Terwijl Griekenland verder wegzakte, kwamen ook de grote economieën van Spanje en Italië onder druk te staan van de financiële markten. Daardoor liep de rente op staatsleningen van die landen in hoog tempo op.
De Nederlandse inzet is naast bestrijding van de Europese schuldencrisis ook altijd gericht geweest op preventie.
De aanpak rust op drie pijlers.
- Ten eerste heeft Nederland voorop gelopen met z’n pleidooi voor strikte handhaving van de Europese begrotingsregels en onafhankelijk toezicht daarbij. Dat heeft in Europa steun gekregen. Ik ben ervan overtuigd dat dit de enige manier is om op de langere termijn de stabiliteit in de eurozone te waarborgen en een nieuwe crisis te voorkomen.

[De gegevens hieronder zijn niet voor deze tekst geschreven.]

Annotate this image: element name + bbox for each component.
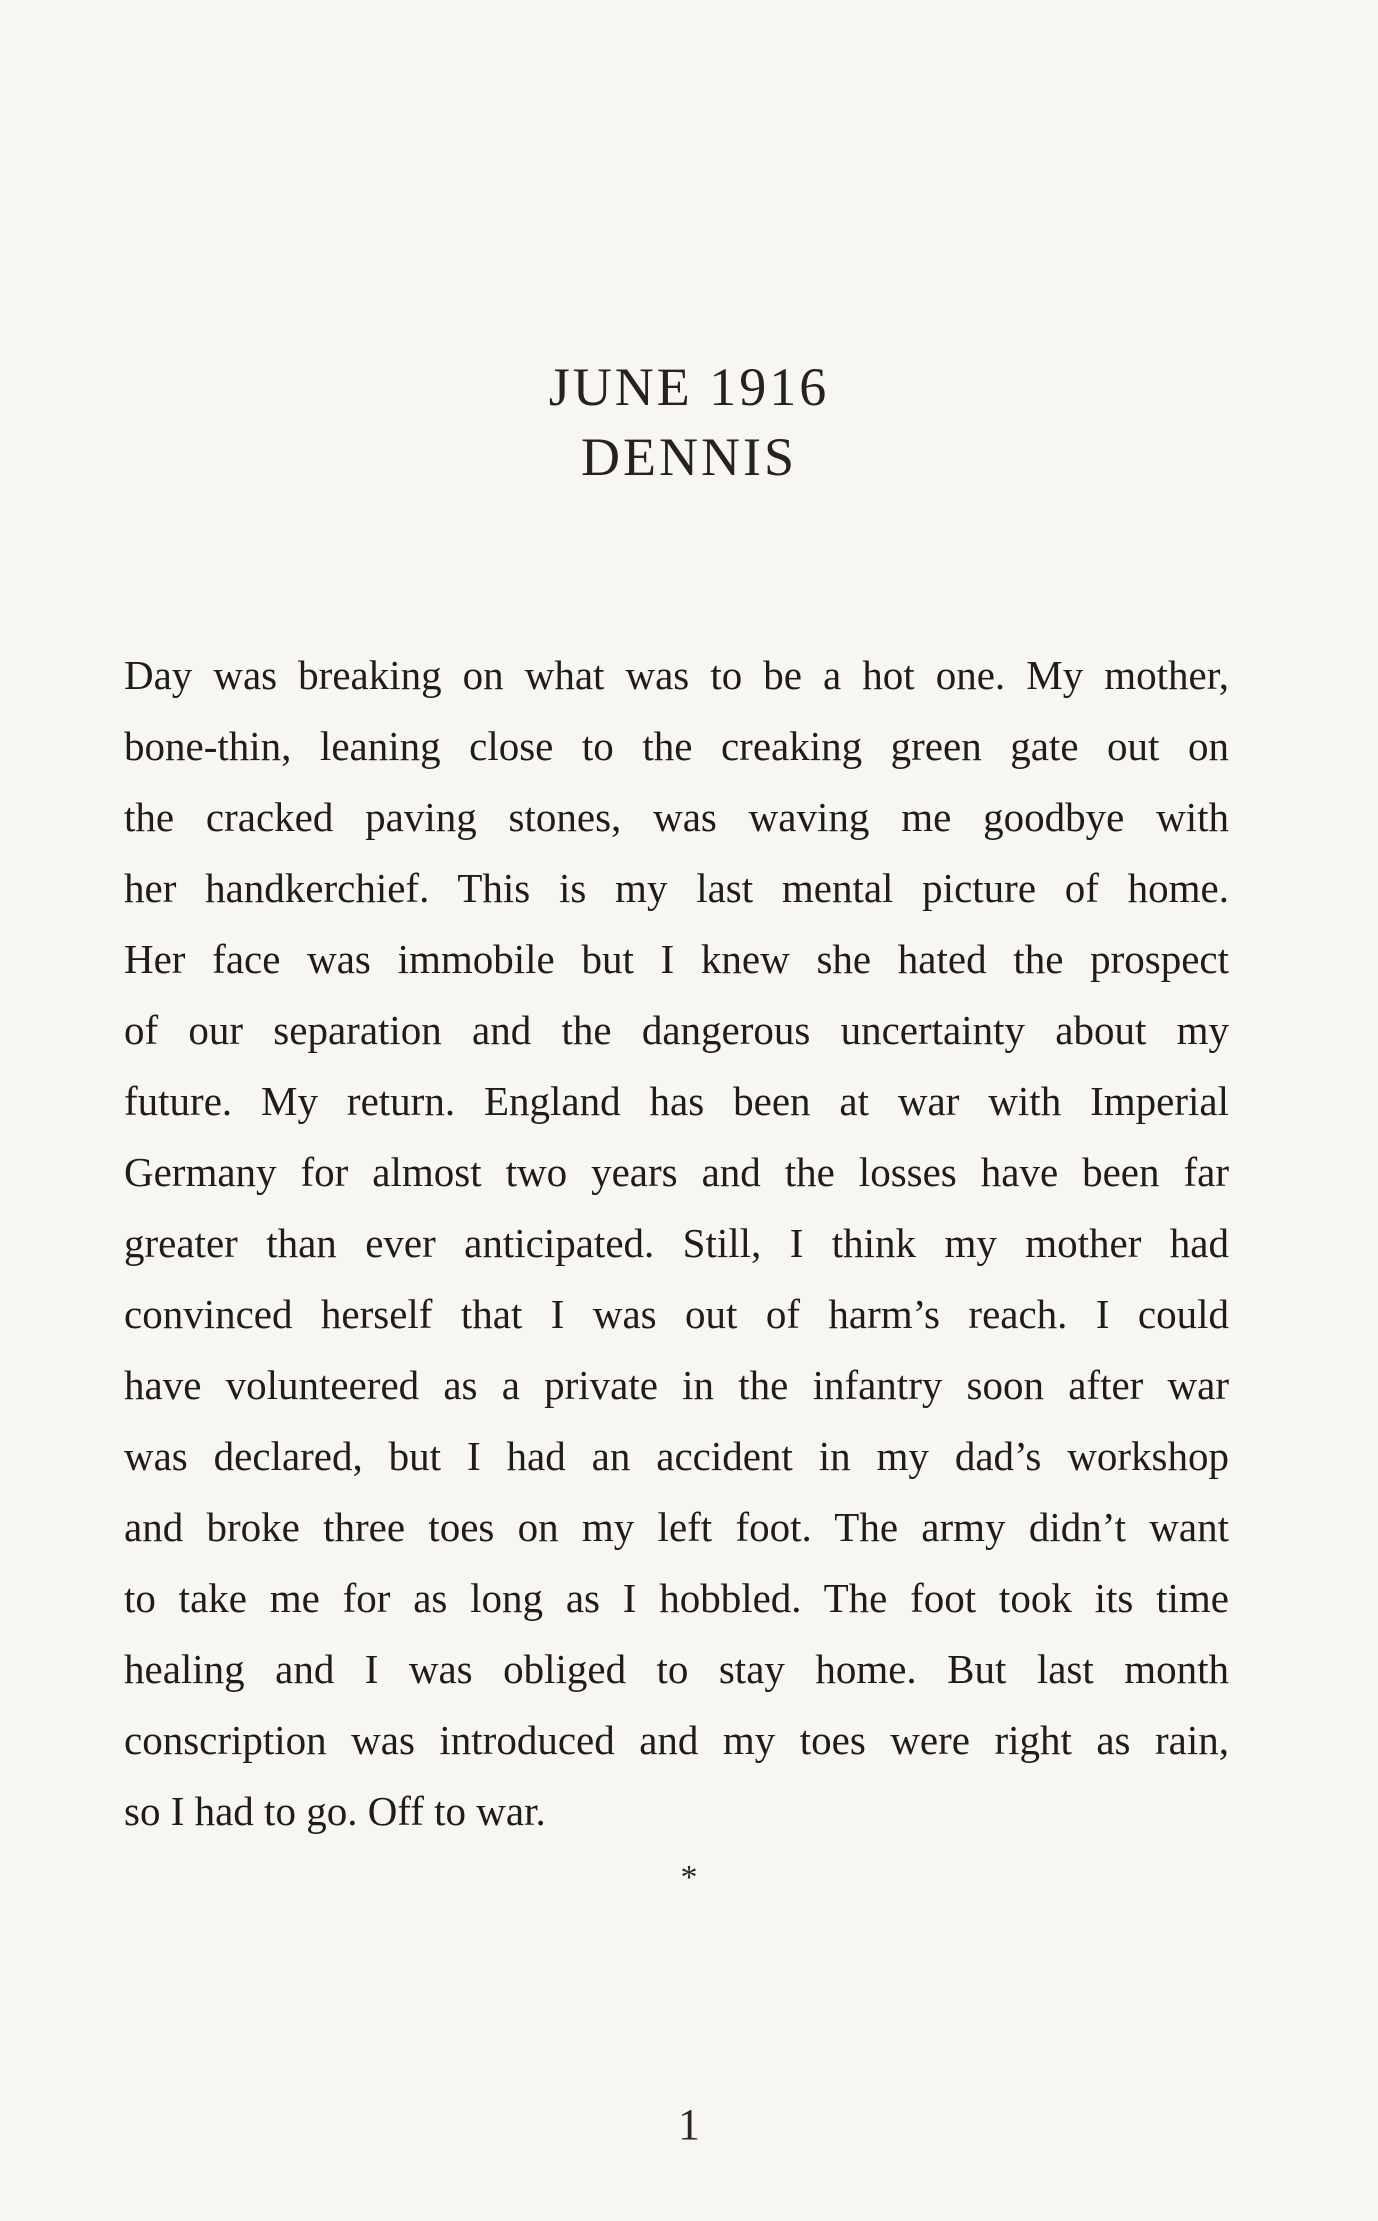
- page-number: 1: [678, 2100, 700, 2149]
- body-line: Her face was immobile but I knew she hated the prospect: [124, 936, 1229, 982]
- body-line: the cracked paving stones, was waving me goodbye with: [124, 794, 1229, 840]
- body-line: Day was breaking on what was to be a hot one. My mother,: [124, 652, 1229, 698]
- body-line: healing and I was obliged to stay home. But last month: [124, 1646, 1229, 1692]
- body-line: greater than ever anticipated. Still, I think my mother had: [124, 1220, 1229, 1266]
- body-line: conscription was introduced and my toes were right as rain,: [124, 1717, 1229, 1763]
- body-line: bone-thin, leaning close to the creaking green gate out on: [124, 723, 1229, 769]
- chapter-date: JUNE 1916: [548, 357, 830, 417]
- body-line: of our separation and the dangerous uncertainty about my: [124, 1007, 1229, 1053]
- body-line: and broke three toes on my left foot. The army didn’t want: [124, 1504, 1229, 1550]
- body-line: was declared, but I had an accident in my dad’s workshop: [124, 1433, 1229, 1479]
- body-line: future. My return. England has been at war with Imperial: [124, 1078, 1229, 1124]
- body-line: convinced herself that I was out of harm’s reach. I could: [124, 1291, 1229, 1337]
- chapter-heading: [0, 352, 1378, 492]
- body-line: so I had to go. Off to war.: [124, 1788, 546, 1834]
- body-line: Germany for almost two years and the losses have been far: [124, 1149, 1229, 1195]
- chapter-narrator: DENNIS: [581, 427, 797, 487]
- section-break-asterisk: *: [680, 1859, 698, 1896]
- body-line: to take me for as long as I hobbled. The foot took its time: [124, 1575, 1229, 1621]
- body-line: her handkerchief. This is my last mental picture of home.: [124, 865, 1229, 911]
- body-line: have volunteered as a private in the infantry soon after war: [124, 1362, 1229, 1408]
- chapter-body-text: [124, 640, 1229, 1860]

- Ten tweede moeten landen met financiële problemen hun overheidsfinanciën en hun economie op orde brengen en houden. Dat is in hun eigen belang en het is in het gezamenlijk belang in de eurozone.
- Ten derde hebben de leiders van de eurolanden de middelen vergroot om de acute crisis te bestrijden.
Dan kom ik op het financiële management van het Rijk. Ook dat zag zich in het voorbije jaar voor de nodige uitdagingen geplaatst. Denk bijvoorbeeld aan de vorming van een compacte Rijksdienst. Er zijn departementen samengevoegd en ook waren er flinke taakstellingen in te vullen voor mensen en voor middelen. Ondanks die grote veranderingen is de kwaliteit van het financieel management vorig jaar op peil gebleven en is een verantwoorde beheersing van de uitgaven van de Rijksoverheid gewaarborgd. De rechtmatigheid lag opnieuw ruim boven de norm van 99 procent.
Mevrouw de voorzitter,
Toen ik in 2010 de begroting indiende voor het jaar 2011, was ik demissionair minister. Vandaag leg ik verantwoording af over datzelfde jaar 2011. Opnieuw zitten we in een economisch en politiek roerige situatie. En opnieuw ben ik demissionair. Maar de aanhoudende politieke wil om zelfs onder moeilijke omstandigheden te doen wat nodig is om ons land er bovenop te krijgen stemt mij uitermate hoopvol. Dat zal ons stap voor stap brengen waar we willen zijn: op de weg omhoog.